34. Her hâlükârda bir başvuru yolunun tüketilmesinin gerekli olması için ulaşılabilir olması, ihlal iddiaları yönünden makul bir başarı şansı sunması ve yeterli giderim sağlaması gerekir. Dolayısıyla bireysel başvuru yapıldıktan sonra yeni bir başvuru yolunun oluşturulması hâlinde Anayasa Mahkemesinin görevi söz konusu başvuru yolunun düzenleniş şekli itibarıyla ulaşılabilir olup olmadığını, ihlal iddiaları yönünden makul bir başarı şansı sunma ve yeterli giderim sağlama niteliği taşıyıp taşımadığını değerlendirmektir (Sait Orçan, §§ 36, 37; Yaşar Koşar, B. No: 2018/14189, 28/1/2021, § 35).

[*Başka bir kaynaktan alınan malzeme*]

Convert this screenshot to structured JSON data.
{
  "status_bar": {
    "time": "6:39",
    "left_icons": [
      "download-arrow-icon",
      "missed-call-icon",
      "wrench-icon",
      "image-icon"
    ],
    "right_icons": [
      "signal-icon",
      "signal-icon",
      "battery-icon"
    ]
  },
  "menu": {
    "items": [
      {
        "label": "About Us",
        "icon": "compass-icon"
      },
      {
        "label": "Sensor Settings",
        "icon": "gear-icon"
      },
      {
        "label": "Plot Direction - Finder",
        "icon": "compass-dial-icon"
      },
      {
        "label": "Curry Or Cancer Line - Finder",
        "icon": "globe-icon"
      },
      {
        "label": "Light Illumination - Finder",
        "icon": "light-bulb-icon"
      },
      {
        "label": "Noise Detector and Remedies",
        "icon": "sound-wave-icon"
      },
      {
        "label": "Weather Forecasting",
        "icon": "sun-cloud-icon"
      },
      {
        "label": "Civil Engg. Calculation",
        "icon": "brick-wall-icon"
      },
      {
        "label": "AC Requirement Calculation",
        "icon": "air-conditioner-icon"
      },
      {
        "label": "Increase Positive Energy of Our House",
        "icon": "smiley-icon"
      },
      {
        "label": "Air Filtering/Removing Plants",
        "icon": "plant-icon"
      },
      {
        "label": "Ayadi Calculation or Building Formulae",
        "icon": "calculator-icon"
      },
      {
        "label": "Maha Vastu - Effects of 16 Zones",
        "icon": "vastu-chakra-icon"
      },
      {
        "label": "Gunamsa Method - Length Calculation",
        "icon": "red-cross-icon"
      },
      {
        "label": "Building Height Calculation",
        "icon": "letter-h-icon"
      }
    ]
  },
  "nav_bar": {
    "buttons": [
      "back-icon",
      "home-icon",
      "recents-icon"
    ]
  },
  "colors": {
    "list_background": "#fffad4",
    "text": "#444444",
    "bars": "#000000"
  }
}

35. Somut olayda 7188 sayılı Kanun ile 5271 sayılı Kanun"un 286. maddesine eklenen (3) numaralı fıkra kapsamındaki suçlarla ilgili olarak daha önce bölge adliye mahkemeleri ceza dairelerince verilen kesin nitelikteki kararlar bakımından temyiz kanun yolu açılmıştır. Sonradan açılan temyiz kanun yolunun ulaşılabilir olmadığı ve ihlal iddialarıyla ilgili başarı şansı sunma ve yeterli giderim sağlama kapasitesinin bulunmadığı söylenemez. Sonradan açılan bu yol, usul hukukundaki temyiz kanun yolunun başvuru süresi ve belli sınırda kalan cezalar açısından genişletilmiş şeklini oluşturmaktadır.

36. Sonuç olarak anılan başvuru yolu tüketilmeden yapılan başvurunun incelenmesinin bireysel başvurunun ikincil niteliği ile bağdaşmayacağı açıktır.

37. Açıklanan gerekçelerle başvurunun başvuru yollarının tüketilmemesi nedeniyle kabul edilemez olduğuna karar verilmesi gerekir.

VI. HÜKÜM

Açıklanan gerekçelerle;

A. Başvurunun başvuru yollarının tüketilmemesi nedeniyle KABUL EDİLEMEZ OLDUĞUNA,

B. Yargılama giderlerinin başvurucu üzerinde BIRAKILMASINA 17/11/2021 tarihinde OYBİRLİĞİYLE karar verildi.